If federal agents tasked with overseeing firearms transfers watched suspicious sales go by, maybe there was something deeper at work. Officials focused on personal power might have been looking for a reason to justify their budget and mission to the public: “Look everyone, we need more money and power because Americans are selling guns used by drug cartels!” Perhaps we will find out that there is more to the case, and discover who knew what about what was happening.

Certainly, people have a right to buy guns, even multiple semiautomatic rifles and handguns. Their ability to do so helps distribute power among the people. It should be clear that government and its official and unofficial helpers cannot be trusted with a monopoly on public protection.

Fast and Furious could be just bureaucratic incompetence taken to the extreme. Some people file reports, others pass on reports, the lower ranks say what they expect will please the higher ranks, the higher ranks issue pronouncements that they expect their subordinates to carry out, and nobody bears ultimate responsibility. It’s made even worse when administrators answer to the demands of those with political pull and not to the choices of the public.

Of course incompetence and malevolence can overlap, and probably often do when it comes to the government alphabet agencies. If Fast and Furious is a conspiracy, it’s as poorly managed as would be expected from a government agency. CBS news presented arrogant emails from ATF officials to their subordinates, one of which said that if agents didn’t think this was “fun,” they could try to find lower-paying jobs serving food to prisoners.

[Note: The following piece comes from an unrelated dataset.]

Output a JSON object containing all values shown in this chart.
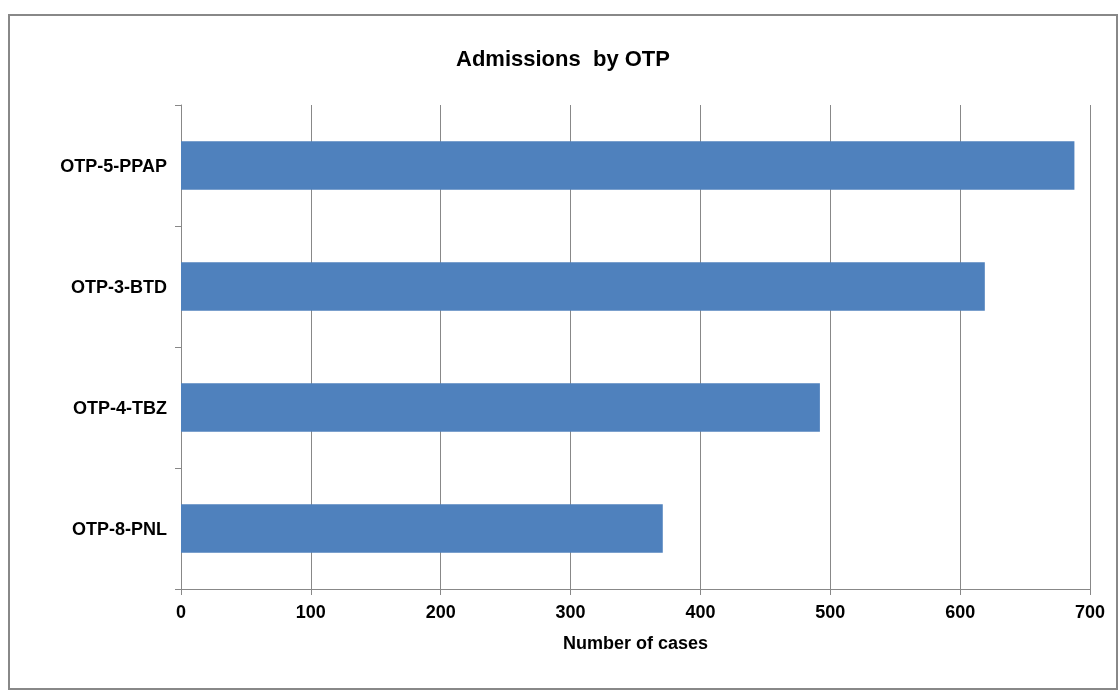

America’s Drug War has been waged with incompetence and malevolence since its beginning. It’s not a War on Drugs, but a war to control drugs, to control what substances people put into their bodies. As the Fast and Furious scandal reminds us, it’s being waged with particular intensity in Mexico, putting Mexicans and Americans at greater risk of harm. One would have to question if the government drug war council even wants to be done with a tragedy that rakes in big money to law enforcement agencies and the companies that supply them.

By waging war, government policies create an atmosphere of war. When government violence against an industry means that success depends more on martial prowess and political connections than on giving customers the best deal, then there will be more incentives to behave violently. This is not the only factor influencing drug trade violence that government has a hand in. When political and economic elites combine to lock in the power and privileges enjoyed by some, those who work to support them are often disempowered, and violent gangs become either more attractive or more irresistible.

Solving drug-related violence is not a matter of harder crackdowns, secret missions, ethnic prejudice, or fancy enforcement tools. It is a matter of ending the Drug War, dismantling the prison and enforcement industries created in its name, establishing supportive communities, and above all respecting personal choices including the choice of what substances to consume.